«Мне нечего бояться и некуда идти»

Руслан Днепровский, 31-летний военный врач из Забайкальского края, трижды участвовал в военных действиях в Сирии. Осенью 2021 года его мать получила похоронку – сын погиб во время боя. Ирина Днепровская согласилась встретиться прямо у здания управления МВД по Чите – сюда полицейские привезли 60-летнюю пенсионерку для дачи показаний.

Когда Ирина Владимировна, уже показав документы и подтвердив личность, начала отвечать на вопросы журналиста, сотрудники полиции попытались увести ее в помещение. – Но я же не сделала ничего противозаконного? Отпустите меня, – повторяла Днепровская. – Вы должны пройти с нами. Или вы хотите, чтобы мы сделали это силой? – отвечал сотрудник полиции.

Полицейские оставили пенсионерку в покое, только когда узнали, что она разговаривает с журналистом и их попытку задержания снимают. Тогда сотрудники полиции заявили, что «больше не смеют задерживать» Ирину Владимировну и попросили ее покинуть тротуар перед зданием МВД.

– Не уходите сейчас, а то они опять меня задержат, – первым делом просила Ирина. – Я не понимаю, что я сделала не так? Я ведь просто просила у государства то, что полагается мне по праву. Знаете, что мне сказали в полиции? Если я не уйду, то меня могут отправить на медицинское освидетельствование. Как хорошо, что вы вовремя приехали, а то не знаю, чем могло бы это все закончиться. Теперь мне нужно обратно, к правительству. Мне нечего бояться и некуда идти.

Достав у здания регионального правительства плакат и складной стул из пакета, Ирина Владимировна рассказала, что последние несколько лет, выйдя на пенсию, жила в Бурятии, где, благодаря знакомым и сыну, смогла приобрести небольшой неблагоустроенный дом. Ей 60 лет. Всю жизнь работала в военной части в Забайкалье на гражданской должности. Пожив в Бурятии, планировала было вернуться в Забайкалье, где ее сын Руслан жил вместе с супругой и ребенком. Но не успела, он погиб во время боевых действий в Сирии.

– Почему он, военный врач, погиб в бою – я не знаю, могу ссылаться лишь на слова его командиров, – рассказывает Ирина Владимировна. – Говорят, что застрелил снайпер. Но кто может знать правду? У меня даже нет заключения о его смерти, ничего не дали. Просто позвонили (я тогда уже предчувствовала, что Руслана больше нет). Сообщили, сказали, чтобы приезжала на похороны.

После гибели сына Ирина решила перебраться в Читу, поближе к могиле Руслана. К тому же дом ее окончательно обветшал. От материальной помощи, положенной родным погибшего, она отказалась, взамен попросив комнату в местном Доме ветеранов.

– У меня есть удостоверение, по которому я значусь как мать погибшего во время боевых действий. Но мне говорят, что я не имею права на проживание в этом социальном учреждении. Но почему? Неужели я многого прошу? Я не хочу, чтобы мне давали какие-то миллионы, я не имею на них права. Сына мне не вернут. Но я хочу хотя бы последние годы прожить в учреждении, где мне смогут предоставить помощь.
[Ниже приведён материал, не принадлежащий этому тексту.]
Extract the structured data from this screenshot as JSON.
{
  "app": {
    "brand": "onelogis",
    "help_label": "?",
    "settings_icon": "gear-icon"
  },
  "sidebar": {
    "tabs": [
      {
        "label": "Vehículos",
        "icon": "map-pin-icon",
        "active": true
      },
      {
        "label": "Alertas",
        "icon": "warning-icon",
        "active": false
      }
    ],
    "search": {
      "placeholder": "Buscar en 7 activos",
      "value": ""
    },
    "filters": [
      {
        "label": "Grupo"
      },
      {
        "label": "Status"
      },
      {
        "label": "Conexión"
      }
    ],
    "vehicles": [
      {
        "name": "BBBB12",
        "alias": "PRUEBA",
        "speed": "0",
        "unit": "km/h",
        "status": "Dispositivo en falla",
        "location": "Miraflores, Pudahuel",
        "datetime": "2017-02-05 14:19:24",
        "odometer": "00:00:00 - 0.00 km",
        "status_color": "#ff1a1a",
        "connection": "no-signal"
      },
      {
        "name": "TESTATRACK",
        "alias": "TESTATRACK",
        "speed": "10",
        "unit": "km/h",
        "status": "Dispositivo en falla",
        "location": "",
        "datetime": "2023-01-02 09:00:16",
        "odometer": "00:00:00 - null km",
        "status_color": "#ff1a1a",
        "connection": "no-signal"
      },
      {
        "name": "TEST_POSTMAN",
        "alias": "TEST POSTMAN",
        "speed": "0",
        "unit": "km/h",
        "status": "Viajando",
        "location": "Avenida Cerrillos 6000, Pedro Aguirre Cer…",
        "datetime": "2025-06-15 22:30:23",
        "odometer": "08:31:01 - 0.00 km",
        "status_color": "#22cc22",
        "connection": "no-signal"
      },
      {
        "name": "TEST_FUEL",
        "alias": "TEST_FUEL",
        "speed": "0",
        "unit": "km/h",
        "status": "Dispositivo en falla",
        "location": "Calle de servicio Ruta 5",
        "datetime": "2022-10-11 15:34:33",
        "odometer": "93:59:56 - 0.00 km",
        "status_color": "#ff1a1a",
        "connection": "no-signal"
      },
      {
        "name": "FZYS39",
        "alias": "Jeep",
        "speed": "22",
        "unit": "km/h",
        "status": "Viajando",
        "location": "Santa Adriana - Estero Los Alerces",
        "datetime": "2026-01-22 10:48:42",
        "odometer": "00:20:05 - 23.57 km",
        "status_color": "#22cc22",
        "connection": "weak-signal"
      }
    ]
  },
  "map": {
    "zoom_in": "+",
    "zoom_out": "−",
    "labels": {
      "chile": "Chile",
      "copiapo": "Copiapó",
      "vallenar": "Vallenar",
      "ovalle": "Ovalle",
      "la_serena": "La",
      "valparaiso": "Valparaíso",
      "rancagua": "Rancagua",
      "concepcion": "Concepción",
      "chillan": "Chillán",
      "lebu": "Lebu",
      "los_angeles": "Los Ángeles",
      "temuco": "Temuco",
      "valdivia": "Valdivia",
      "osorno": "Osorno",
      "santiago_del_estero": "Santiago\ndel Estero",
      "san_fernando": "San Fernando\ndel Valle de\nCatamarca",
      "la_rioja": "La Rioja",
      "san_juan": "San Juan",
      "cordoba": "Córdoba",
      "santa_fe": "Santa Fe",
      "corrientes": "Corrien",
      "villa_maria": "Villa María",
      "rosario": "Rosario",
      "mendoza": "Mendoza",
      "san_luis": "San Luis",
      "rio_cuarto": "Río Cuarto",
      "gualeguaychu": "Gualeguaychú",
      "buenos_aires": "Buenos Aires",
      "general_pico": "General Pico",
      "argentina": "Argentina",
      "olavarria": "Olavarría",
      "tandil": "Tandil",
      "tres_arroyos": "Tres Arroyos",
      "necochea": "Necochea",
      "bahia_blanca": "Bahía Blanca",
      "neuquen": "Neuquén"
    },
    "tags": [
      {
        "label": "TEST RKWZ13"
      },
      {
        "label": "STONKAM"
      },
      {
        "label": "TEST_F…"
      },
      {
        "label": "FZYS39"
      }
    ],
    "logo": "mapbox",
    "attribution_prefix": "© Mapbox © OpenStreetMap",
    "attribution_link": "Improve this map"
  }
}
Пенсионерка признается, что «положенные миллионы» в ее случае не исправили бы положение, потому что их хватит лишь на необустроенный дом на окраине Читы, в котором она не сможет жить одна.

– Сын всегда был моим помощником, – Ирина Владимировна показывает фотографию Руслана на экране планшета. – Он ко мне в Бурятию зимой приезжал часто, воды натаскает, дров наколет. Я сильно болею, с почками и печенью проблемы, врачи говорят: с таким «букетом» мне осталось чуть больше года. С моими болячками жить в неблагоустроенном доме очень сложно, а после смерти сына так стало совсем невозможно. Я думала, конечно, о том, что можно взять материальную помощь от государства. Но посчитайте сами: ее будут делить на меня, жену и ребенка сына. На эти средства я не смогу даже комнату в общежитии приобрести. Такой же разбитый дом, как и в Бурятии.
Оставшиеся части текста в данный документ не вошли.